The Brooklyn Jew who helped shape Chinese cuisine in the U.S.

Ed Schoenfeld, co-owner of RedFarm, an unassuming New York hotspot that promises “Chinese cuisine with greenmarket sensibility”, sits at a table in his restaurant, sinking his teeth into a pastrami egg roll. Schoenfeld is something of an anomaly — a Jewish guy from Brooklyn who has reached the summit of the Chinese food world. His smattering of Cantonese has what he calls “a Brooklyn accent,” and on this day he is clad in red suspenders, a red-striped shirt and red-rimmed glasses. (He earned the vaguely mobsterish nickname “Eddie Glasses” because he has the same outfit in eight different colors.) At 62, the serial restaurateur and restless impresario is lauded as an authority on haute Chinese cuisine.

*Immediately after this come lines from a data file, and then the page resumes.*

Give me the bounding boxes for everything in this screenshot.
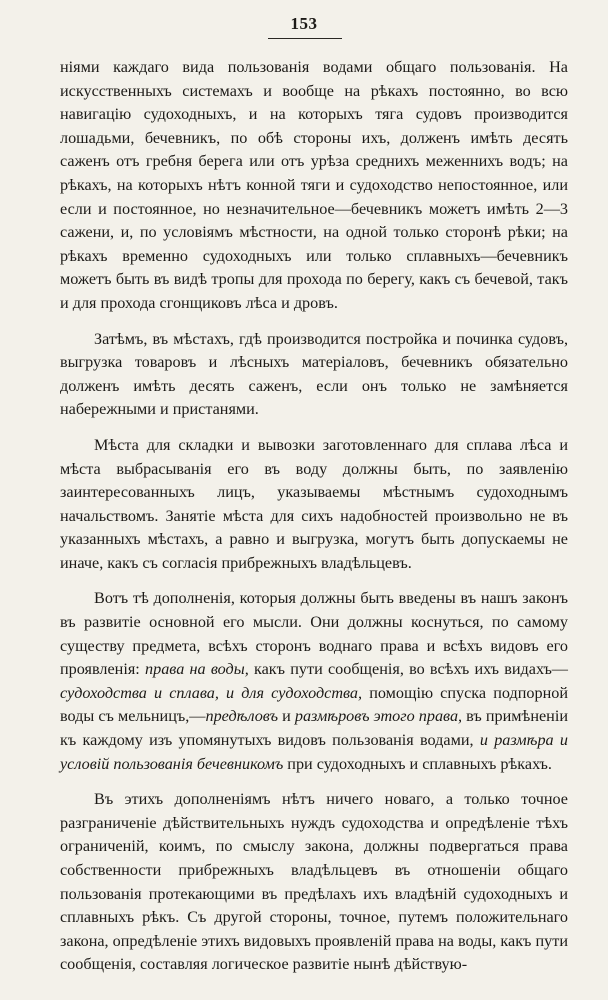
text-segment: въ примѣненіи къ каждому изъ упомянутыхъ видовъ пользованія водами, [60, 707, 568, 750]
text-segment: Въ этихъ дополненіямъ нѣтъ ничего новаго, а только точное разграниченіе дѣйствительныхъ нуждъ судоходства и опредѣленіе тѣхъ ограниченій, коимъ, по смыслу закона, должны подвергаться права собственности прибрежныхъ владѣльцевъ въ отношеніи общаго пользованія протекающими въ предѣлахъ ихъ владѣній судоходныхъ и сплавныхъ рѣкъ. Съ другой стороны, точное, путемъ положительнаго закона, опредѣленіе этихъ видовыхъ проявленій права на воды, какъ пути сообщенія, составляя логическое развитіе нынѣ дѣйствую- [60, 790, 568, 974]
text-segment: Мѣста для складки и вывозки заготовленнаго для сплава лѣса и мѣста выбрасыванія его въ воду должны быть, по заявленію заинтересованныхъ лицъ, указываемы мѣстнымъ судоходнымъ начальствомъ. Занятіе мѣста для сихъ надобностей произвольно не въ указанныхъ мѣстахъ, а равно и выгрузка, могутъ быть допускаемы не иначе, какъ съ согласія прибрежныхъ владѣльцевъ. [60, 435, 568, 572]
page-header [0, 14, 608, 36]
paragraph-continuation [60, 56, 568, 316]
paragraph [60, 328, 568, 422]
text-segment: ніями каждаго вида пользованія водами общаго пользованія. На искусственныхъ системахъ и вообще на рѣкахъ постоянно, во всю навигацію судоходныхъ, и на которыхъ тяга судовъ производится лошадьми, бечевникъ, по обѣ стороны ихъ, долженъ имѣть десять саженъ отъ гребня берега или отъ урѣза среднихъ меженнихъ водъ; на рѣкахъ, на которыхъ нѣтъ конной тяги и судоходство непостоянное, или если и постоянное, но незначительное—бечевникъ можетъ имѣть 2—3 сажени, и, по условіямъ мѣстности, на одной только сторонѣ рѣки; на рѣкахъ временно судоходныхъ или только сплавныхъ—бечевникъ можетъ быть въ видѣ тропы для прохода по берегу, какъ съ бечевой, такъ и для прохода сгонщиковъ лѣса и дровъ. [60, 58, 568, 312]
italic-segment: предѣловъ [205, 707, 279, 726]
paragraph [60, 788, 568, 977]
text-segment: Вотъ тѣ дополненія, которыя должны быть введены въ нашъ законъ въ развитіе основной его мысли. Они должны коснуться, по самому существу предмета, всѣхъ сторонъ воднаго права и всѣхъ видовъ его проявленія: [60, 589, 568, 679]
paragraph [60, 587, 568, 776]
text-segment: помощію спуска подпорной воды съ мельницъ,— [60, 683, 568, 726]
text-segment: при судоходныхъ и сплавныхъ рѣкахъ. [283, 754, 552, 773]
header-rule [268, 38, 342, 39]
italic-segment: размѣровъ этого права, [294, 707, 463, 726]
page-number: 153 [290, 14, 318, 33]
text-segment: какъ пути сообщенія, во всѣхъ ихъ видахъ— [248, 660, 568, 679]
paragraph [60, 434, 568, 576]
page-body [60, 56, 568, 977]
italic-segment: права на воды, [145, 660, 249, 679]
italic-segment: и размѣра и условій пользованія бечевникомъ [60, 731, 568, 773]
text-segment: и [278, 707, 295, 726]
italic-segment: судоходства и сплава, и для судоходства, [60, 683, 363, 702]
text-segment: Затѣмъ, въ мѣстахъ, гдѣ производится постройка и починка судовъ, выгрузка товаровъ и лѣсныхъ матеріаловъ, бечевникъ обязательно долженъ имѣть десять саженъ, если онъ только не замѣняется набережными и пристанями. [60, 329, 568, 419]
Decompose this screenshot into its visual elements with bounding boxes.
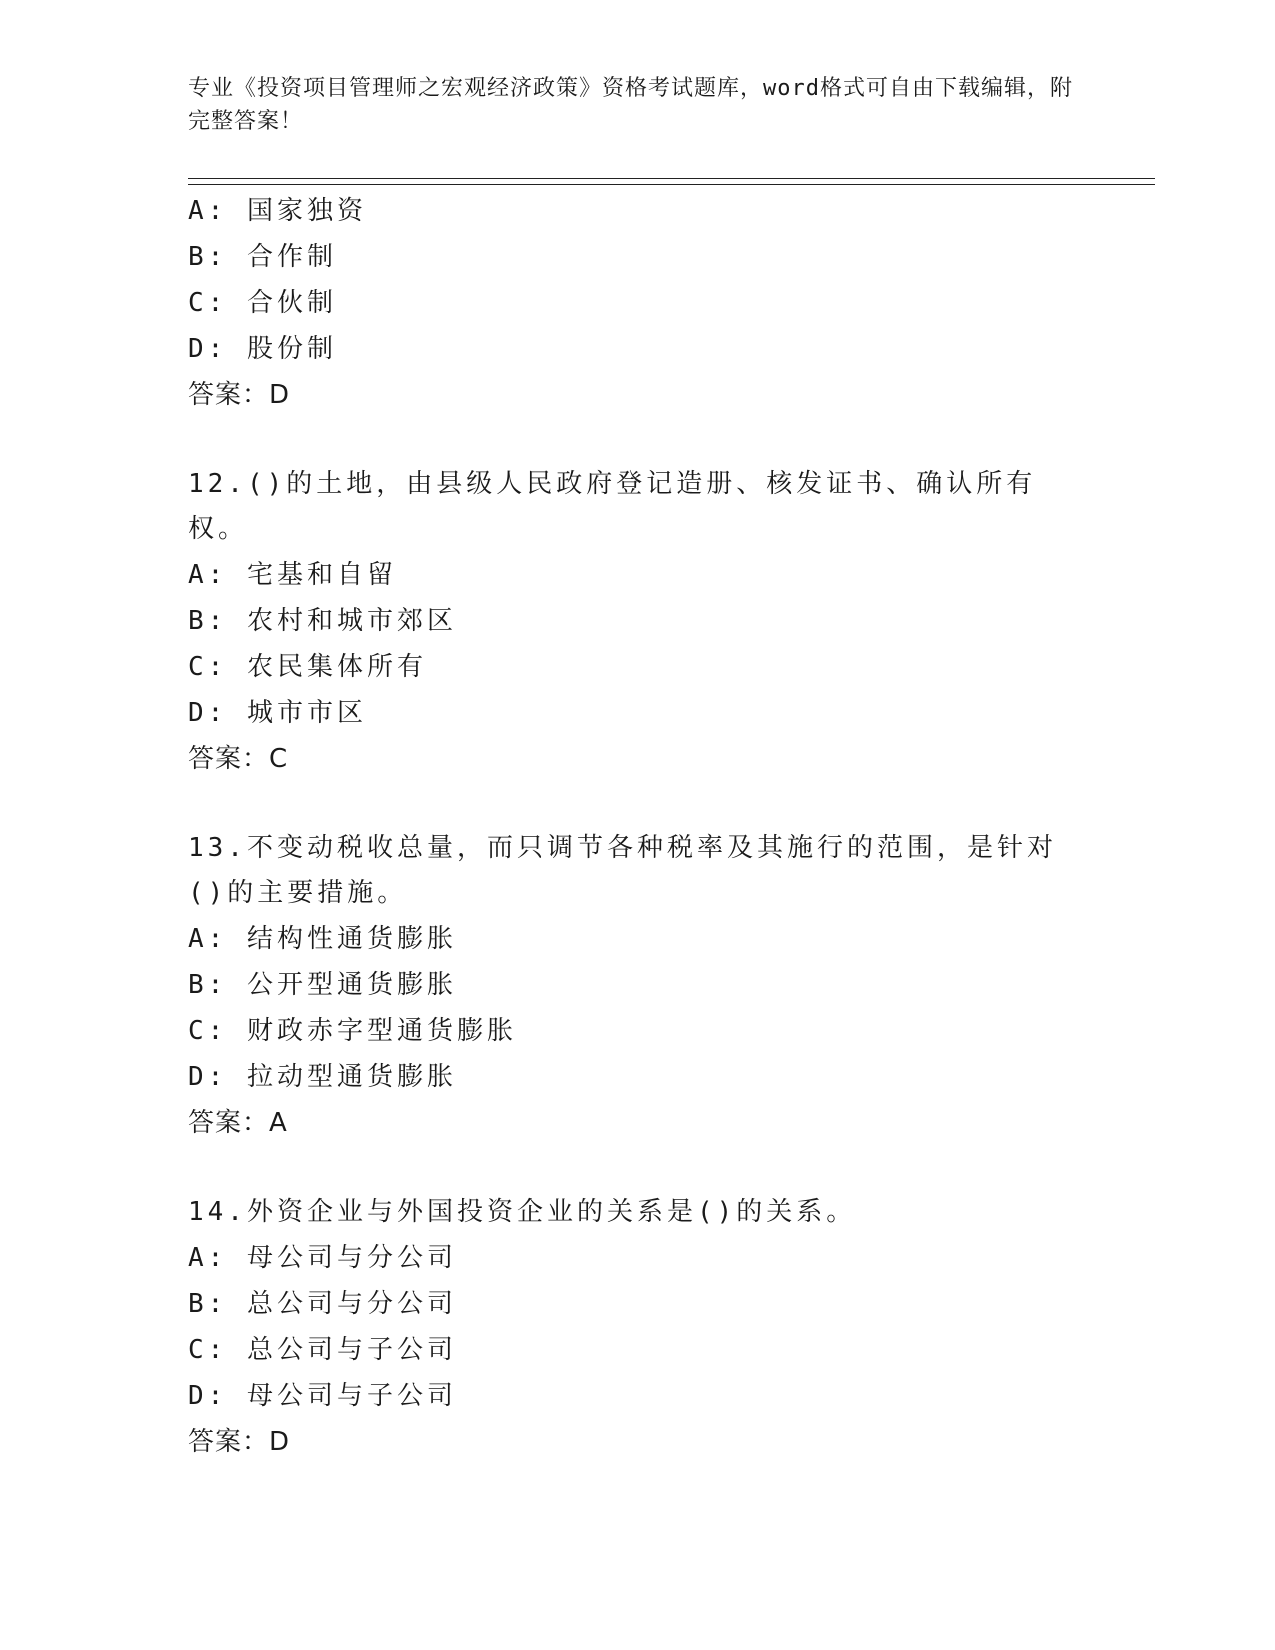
spacer xyxy=(188,782,1088,826)
header-divider xyxy=(188,178,1155,185)
option-a: A: 宅基和自留 xyxy=(188,560,397,590)
option-c: C: 农民集体所有 xyxy=(188,652,427,682)
option-b: B: 公开型通货膨胀 xyxy=(188,970,457,1000)
question-block-14 xyxy=(188,1190,1088,1465)
option-b: B: 农村和城市郊区 xyxy=(188,606,457,636)
spacer xyxy=(188,1146,1088,1190)
question-block-12 xyxy=(188,462,1088,782)
question-block-13 xyxy=(188,826,1088,1146)
question-list xyxy=(188,188,1088,1465)
option-d: D: 拉动型通货膨胀 xyxy=(188,1062,457,1092)
spacer xyxy=(188,418,1088,462)
option-a: A: 母公司与分公司 xyxy=(188,1243,457,1273)
option-b: B: 合作制 xyxy=(188,242,337,272)
option-d: D: 股份制 xyxy=(188,334,337,364)
option-b: B: 总公司与分公司 xyxy=(188,1289,457,1319)
option-c: C: 财政赤字型通货膨胀 xyxy=(188,1016,517,1046)
question-block-11 xyxy=(188,188,1088,418)
answer-line: 答案：C xyxy=(188,744,289,774)
answer-line: 答案：A xyxy=(188,1108,288,1138)
option-c: C: 合伙制 xyxy=(188,288,337,318)
option-a: A: 结构性通货膨胀 xyxy=(188,924,457,954)
question-text: 12.()的土地，由县级人民政府登记造册、核发证书、确认所有权。 xyxy=(188,469,1037,544)
option-d: D: 城市市区 xyxy=(188,698,367,728)
option-a: A: 国家独资 xyxy=(188,196,367,226)
question-text: 13.不变动税收总量，而只调节各种税率及其施行的范围，是针对()的主要措施。 xyxy=(188,833,1057,908)
option-d: D: 母公司与子公司 xyxy=(188,1381,457,1411)
option-c: C: 总公司与子公司 xyxy=(188,1335,457,1365)
document-header: 专业《投资项目管理师之宏观经济政策》资格考试题库，word格式可自由下载编辑，附完整答案！ xyxy=(188,76,1073,134)
question-text: 14.外资企业与外国投资企业的关系是()的关系。 xyxy=(188,1197,857,1227)
answer-line: 答案：D xyxy=(188,1427,291,1457)
answer-line: 答案：D xyxy=(188,380,291,410)
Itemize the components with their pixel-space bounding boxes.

Indeed, RedFarm, which has been open for less than a year, serves such offbeat dishes as Pac-Man dumplings and Kowloon filet mignon tarts. It may be, however, the auspicious Year of the Dragon, which begins on January 23, that proves Schoenfeld’s most successful. With RedFarm as the flagship, Schoenfeld plans to revolutionize Chinese delivery in New York and to develop a premier, nationally recognized Asian grocery line, placing him among the ranks of Jewish Chinese food moguls like Eddie Scher, creator of the Soy Vay sauces, and the Epstein family, founders of Kari-Out, the largest distributor of soy sauce packets in America. In the more immediate future, he hopes to bring a new RedFarm restaurant to a major epicenter of Jewish Chinese fressing — Manhattan’s Upper West Side.